The first analysis type, the sparse instructions trace is activated when specifying -sparse_dump. Example for the output file:
TID 0 0x40121e vgatherdps zmm1, k1, dword ptr [rbp+zmm0*4-0x10f0] [8, 8, 8, 8]
TID 0 0x40121e vgatherdps zmm1, k1, dword ptr [rbp+zmm0*4-0x10f0] [8, 8, 8, 8]
TID 0 0x4012a8 vgatherdps zmm1, k1, dword ptr [rbp+zmm0*4-0x10f0] [20, 12, 28]
TID 0 0x4012a8 vgatherdps zmm1, k1, dword ptr [rbp+zmm0*4-0x10f0] [20, 12, 28]
TID 0 0x4012a8 vgatherdps zmm1, k1, dword ptr [rbp+zmm0*4-0x10f0] [20, 12, 28]
TID 0 0x4012a8 vgatherdps zmm1, k1, dword ptr [rbp+zmm0*4-0x10f0] [20, 12, 28]
TID 0 0x4012a8 vgatherdps zmm1, k1, dword ptr [rbp+zmm0*4-0x10f0] [20, 12, 28]
TID 0 0x401332 vgatherdps zmm1, k1, dword ptr [rbp+zmm0*4-0x10f0] [8, 8, 8, 8]
TID 0 0x401332 vgatherdps zmm1, k1, dword ptr [rbp+zmm0*4-0x10f0] [8, 8, 8, 8]
TID 0 0x401332 vgatherdps zmm1, k1, dword ptr [rbp+zmm0*4-0x10f0] [8, 8, 8, 8]
TID 0 0x401332 vgatherdps zmm1, k1, dword ptr [rbp+zmm0*4-0x10f0] [8, 8, 8, 8]
TID 0 0x4013bc vgatherdps zmm1, k1, dword ptr [rbp+zmm0*4-0x10f0] [4, 4, 4, 4]
TID 0 0x4013bc vgatherdps zmm1, k1, dword ptr [rbp+zmm0*4-0x10f0] [4, 4, 4, 4]
TID 0 0x4013bc vgatherdps zmm1, k1, dword ptr [rbp+zmm0*4-0x10f0] [4, 4, 4, 4]
TID 0 0x401446 vgatherdps zmm1, k1, dword ptr [rbp+zmm0*4-0x10f0] [20, 12, 4]
TID 0 0x401446 vgatherdps zmm1, k1, dword ptr [rbp+zmm0*4-0x10f0] [20, 12, 4]
TID 0 0x401446 vgatherdps zmm1, k1, dword ptr [rbp+zmm0*4-0x10f0] [20, 12, 4]
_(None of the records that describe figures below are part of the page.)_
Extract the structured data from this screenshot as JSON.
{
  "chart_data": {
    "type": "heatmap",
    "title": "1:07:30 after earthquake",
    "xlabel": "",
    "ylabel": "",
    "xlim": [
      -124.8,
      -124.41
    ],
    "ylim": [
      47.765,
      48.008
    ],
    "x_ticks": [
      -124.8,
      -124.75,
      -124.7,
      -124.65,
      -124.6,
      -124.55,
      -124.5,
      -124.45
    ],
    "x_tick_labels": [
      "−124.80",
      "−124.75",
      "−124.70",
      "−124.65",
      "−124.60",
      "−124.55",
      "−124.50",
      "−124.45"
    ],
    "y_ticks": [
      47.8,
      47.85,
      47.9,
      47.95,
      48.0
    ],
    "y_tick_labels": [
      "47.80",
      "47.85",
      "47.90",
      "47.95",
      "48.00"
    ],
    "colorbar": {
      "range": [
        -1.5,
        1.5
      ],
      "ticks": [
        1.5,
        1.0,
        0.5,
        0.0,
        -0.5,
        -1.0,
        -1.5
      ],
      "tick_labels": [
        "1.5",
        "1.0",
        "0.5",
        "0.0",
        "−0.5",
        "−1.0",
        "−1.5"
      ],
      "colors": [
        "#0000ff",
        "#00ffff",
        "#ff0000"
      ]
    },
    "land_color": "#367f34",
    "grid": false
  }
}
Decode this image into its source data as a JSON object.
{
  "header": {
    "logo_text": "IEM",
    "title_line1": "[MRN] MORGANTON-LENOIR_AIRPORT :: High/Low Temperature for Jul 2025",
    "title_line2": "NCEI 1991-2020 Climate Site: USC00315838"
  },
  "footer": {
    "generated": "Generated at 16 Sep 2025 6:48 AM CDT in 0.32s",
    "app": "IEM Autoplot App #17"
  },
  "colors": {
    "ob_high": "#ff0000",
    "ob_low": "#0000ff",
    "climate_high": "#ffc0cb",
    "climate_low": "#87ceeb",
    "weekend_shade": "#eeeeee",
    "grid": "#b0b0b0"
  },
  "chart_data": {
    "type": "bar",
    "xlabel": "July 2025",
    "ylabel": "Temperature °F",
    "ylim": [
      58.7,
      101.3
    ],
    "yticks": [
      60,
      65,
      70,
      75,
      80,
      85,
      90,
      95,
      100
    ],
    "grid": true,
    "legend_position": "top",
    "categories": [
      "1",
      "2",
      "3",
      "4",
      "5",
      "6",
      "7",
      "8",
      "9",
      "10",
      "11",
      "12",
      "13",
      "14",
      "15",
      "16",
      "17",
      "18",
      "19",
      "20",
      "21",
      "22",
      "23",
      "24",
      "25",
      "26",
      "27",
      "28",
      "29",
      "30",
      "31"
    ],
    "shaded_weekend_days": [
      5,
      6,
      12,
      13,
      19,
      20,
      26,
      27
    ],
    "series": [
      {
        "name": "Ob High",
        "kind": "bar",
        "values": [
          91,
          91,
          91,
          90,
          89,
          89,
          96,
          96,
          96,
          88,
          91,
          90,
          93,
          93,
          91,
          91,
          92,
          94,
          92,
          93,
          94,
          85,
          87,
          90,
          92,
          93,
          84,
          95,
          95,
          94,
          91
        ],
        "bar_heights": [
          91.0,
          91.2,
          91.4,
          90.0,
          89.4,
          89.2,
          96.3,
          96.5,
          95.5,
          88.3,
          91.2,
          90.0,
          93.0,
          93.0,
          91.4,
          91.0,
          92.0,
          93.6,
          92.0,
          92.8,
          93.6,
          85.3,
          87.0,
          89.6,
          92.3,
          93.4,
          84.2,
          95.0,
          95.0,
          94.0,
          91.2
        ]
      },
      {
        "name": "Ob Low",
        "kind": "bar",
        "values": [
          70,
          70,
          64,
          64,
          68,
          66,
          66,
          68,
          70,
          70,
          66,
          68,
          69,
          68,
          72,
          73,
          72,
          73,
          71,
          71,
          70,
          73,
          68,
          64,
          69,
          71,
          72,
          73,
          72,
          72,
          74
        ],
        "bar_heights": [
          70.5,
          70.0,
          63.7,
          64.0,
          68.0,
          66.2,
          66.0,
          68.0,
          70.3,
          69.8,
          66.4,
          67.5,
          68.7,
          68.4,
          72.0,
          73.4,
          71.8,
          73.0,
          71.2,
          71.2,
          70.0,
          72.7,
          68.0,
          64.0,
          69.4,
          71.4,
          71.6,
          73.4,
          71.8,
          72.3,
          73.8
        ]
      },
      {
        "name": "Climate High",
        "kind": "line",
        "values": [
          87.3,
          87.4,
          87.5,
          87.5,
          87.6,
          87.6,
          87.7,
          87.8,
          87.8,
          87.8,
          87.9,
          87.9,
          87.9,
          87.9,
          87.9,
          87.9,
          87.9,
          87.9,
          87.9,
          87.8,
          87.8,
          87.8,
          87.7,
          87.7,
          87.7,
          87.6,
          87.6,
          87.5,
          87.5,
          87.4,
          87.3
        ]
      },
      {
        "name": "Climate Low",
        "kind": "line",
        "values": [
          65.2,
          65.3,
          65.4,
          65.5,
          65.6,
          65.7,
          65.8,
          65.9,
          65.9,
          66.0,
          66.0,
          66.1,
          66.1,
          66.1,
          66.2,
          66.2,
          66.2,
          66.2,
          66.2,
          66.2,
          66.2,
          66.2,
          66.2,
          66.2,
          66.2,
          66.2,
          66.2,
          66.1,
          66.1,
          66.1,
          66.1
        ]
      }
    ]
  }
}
The second analysis type, the sparse vector trace is activated when specifying -sparse_vector. Example for the output file:
TID 0 0x40121e vgatherdps zmm1, k1, dword ptr [rbp+zmm0*4-0x10f0] [8, 8, 8, 8] 5
TID 0 0x401332 vgatherdps zmm1, k1, dword ptr [rbp+zmm0*4-0x10f0] [8, 8, 8, 8] 4
TID 0 0x401446 vgatherdps zmm1, k1, dword ptr [rbp+zmm0*4-0x10f0] [20, 12, 4] 7
TID 0 0x4012a8 vgatherdps zmm1, k1, dword ptr [rbp+zmm0*4-0x10f0] [20, 12, 28] 5
TID 0 0x4013bc vgatherdps zmm1, k1, dword ptr [rbp+zmm0*4-0x10f0] [4, 4, 4, 4] 3
The third analysis type, the sparse analysis is activated when specifying -sparse_analysis. Example for the output file:
====================
TID 0
====================
0x40121e vgatherdps zmm1, k1, dword ptr [rbp+zmm0*4-0x10f0] {8: 5, random: 0} num_elem: {5: 5, } cache lines: {1: 5, }
0x4012a8 vgatherdps zmm1, k1, dword ptr [rbp+zmm0*4-0x10f0] {random: 5} num_elem: {4: 5, } cache lines: {1: 5, }
0x401332 vgatherdps zmm1, k1, dword ptr [rbp+zmm0*4-0x10f0] {8: 4, random: 0} num_elem: {5: 4, } cache lines: {1: 4, }
0x4013bc vgatherdps zmm1, k1, dword ptr [rbp+zmm0*4-0x10f0] {4: 3, random: 0} num_elem: {5: 3, } cache lines: {1: 3, }
0x401446 vgatherdps zmm1, k1, dword ptr [rbp+zmm0*4-0x10f0] {random: 7} num_elem: {4: 7, } cache lines: {1: 7, }
The sparse analysis tool knobs are:
- -sparse_analysis
Activate analysis of memory access distances in sparse instructions [default 0]
- -sparse_analysis_out
Output file name for the sparse analysis tool [default sde-sparse-analysis-out.txt]
- -sparse_dump
Activate full dump of memory access distances in sparse instructions [default 0]
- -sparse_dump_out
Output file name for the sparse dump tool [default sde-sparse-dump-out.txt]
- -sparse_vector
Activate statistics on distances vectors in sparse instructions [default 0]
- -sparse_vector_constant
Display only constant distances vectors (ignore random vectors) [default 0]
- -sparse_vector_debug_hash
Testing the efficiency of the hash function [default 0]
- -sparse_vector_full
Display full details on each distances vector [default 1]
- -sparse_vector_out
Output file name for the sparse vector tool [default sde-sparse-vector-out.txt]
- -sparse_vector_random
Display only random distances vectors (ignore constant vectors) [default 0]
- -sparse_vector_top
Specifying the number of most used vectors to be displayed [default 0]
Note
You can activate more than one analysis type at the same time, in this case use different file names for each analysis.